Raelynn Heath’s bling is inspiring, her mother said. The 8-year-old entrepreneur has spent half her life developing a brand built on crafting original jewelry and repairing broken pieces, she said.
“We take a little bit of the old and the new and the practical,” said Regina Lastiee-Heath.
Young Raelynn markets her jewelry on Facebook and Etsy, and recently was featured in the 1 Million Cups Black Entrepreneurship Showcase Feb. 28 at the Ewing Marion Kauffman Foundation. She and her mother are in the process of applying for a business license for Rae’s Materials, Lastiee-Heath said.
Making and selling her own jewelry since she was 4, Raelynn specializes in bracelets.
She started with plastic beads and then branched out to use acrylic and bubblegum beads when she was 5, Lastiee-Heath said. Raelynn now has expanded her merchandise to include the use of a variety of materials, including polymer clay.

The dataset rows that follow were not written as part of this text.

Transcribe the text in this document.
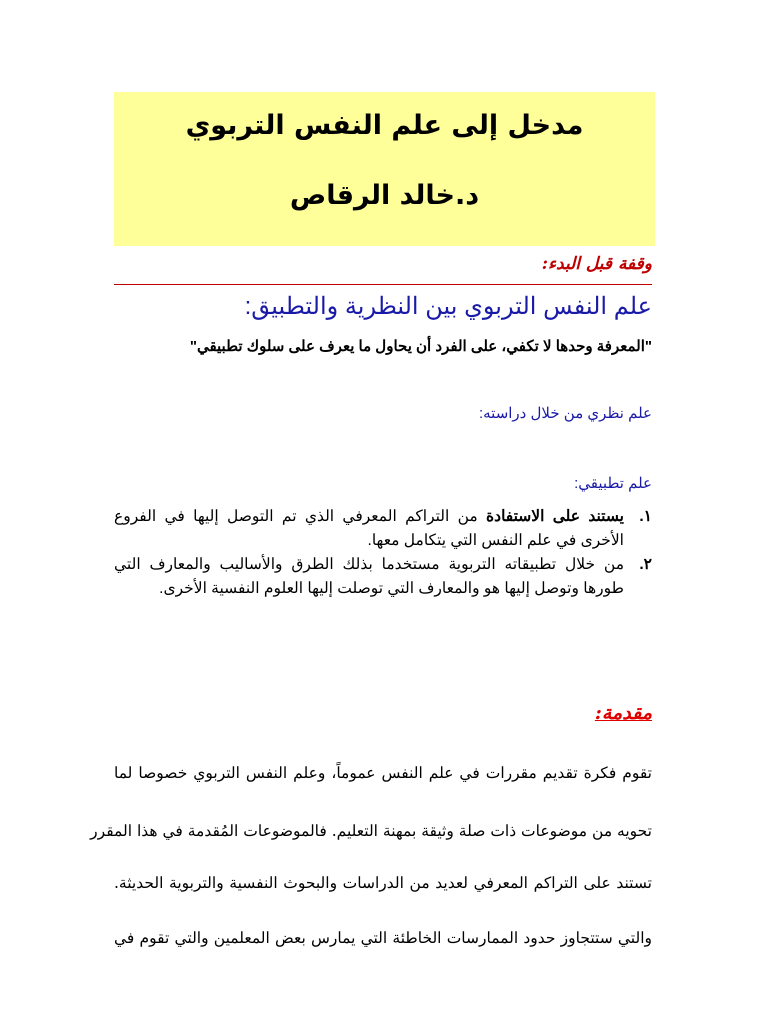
مدخل إلى علم النفس التربوي
د.خالد الرقاص
وقفة قبل البدء:
علم النفس التربوي بين النظرية والتطبيق:
"المعرفة وحدها لا تكفي، على الفرد أن يحاول ما يعرف على سلوك تطبيقي"
علم نظري من خلال دراسته:
علم تطبيقي:
١.
يستند على الاستفادة من التراكم المعرفي الذي تم التوصل إليها في الفروع الأخرى في علم النفس التي يتكامل معها.
٢.
من خلال تطبيقاته التربوية مستخدما بذلك الطرق والأساليب والمعارف التي طورها وتوصل إليها هو والمعارف التي توصلت إليها العلوم النفسية الأخرى.
مقدمة:
تقوم فكرة تقديم مقررات في علم النفس عموماً، وعلم النفس التربوي خصوصا لما
تحويه من موضوعات ذات صلة وثيقة بمهنة التعليم. فالموضوعات المُقدمة في هذا المقرر
تستند على التراكم المعرفي لعديد من الدراسات والبحوث النفسية والتربوية الحديثة.
والتي ستتجاوز حدود الممارسات الخاطئة التي يمارس بعض المعلمين والتي تقوم في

She often upcycles used items — anything from soda pop labels and chip bags to old clothes she outgrew and empty duct tape rolls — her mother said.
Raelynn’s creativity is matched only by her generosity, Lastiee-Heath said.
The girl regularly donates jewelry to community members who have experienced recent trauma, such as loss of a loved one, she said.
“[It’s] just to brighten peoples’ day, to make them feel better,” Lastiee-Heath said.
Inspired by her daughter’s efforts, Lastiee-Heath encourages other young girls to become entrepreneurs and to pursue their dreams, she said. Lastiee-Heath leads a nonprofit, G.I.R.L.Y. (Gifted, Intelligent, Respectful, Leaders, and Young), dedicated to applying that mission.
“She helps entrepreneurs just like me,” Raelynn said. “She helps them get up to their goals where they can succeed in life and help them own their own business by themselves and teach them life goals.”
Raelynn wants to grow her jewelry business and expand it to other areas of fashion, she said, but she knows school comes first. She plans to pursue a college degree in fashion and eventually own and operate a storefront in Paris, she said.
“In the future, I think Rae’s Materials will be awesome, and I think by [age] 16, I will be a millionaire,” Raelynn said. “Because you’ve got to start somewhere.”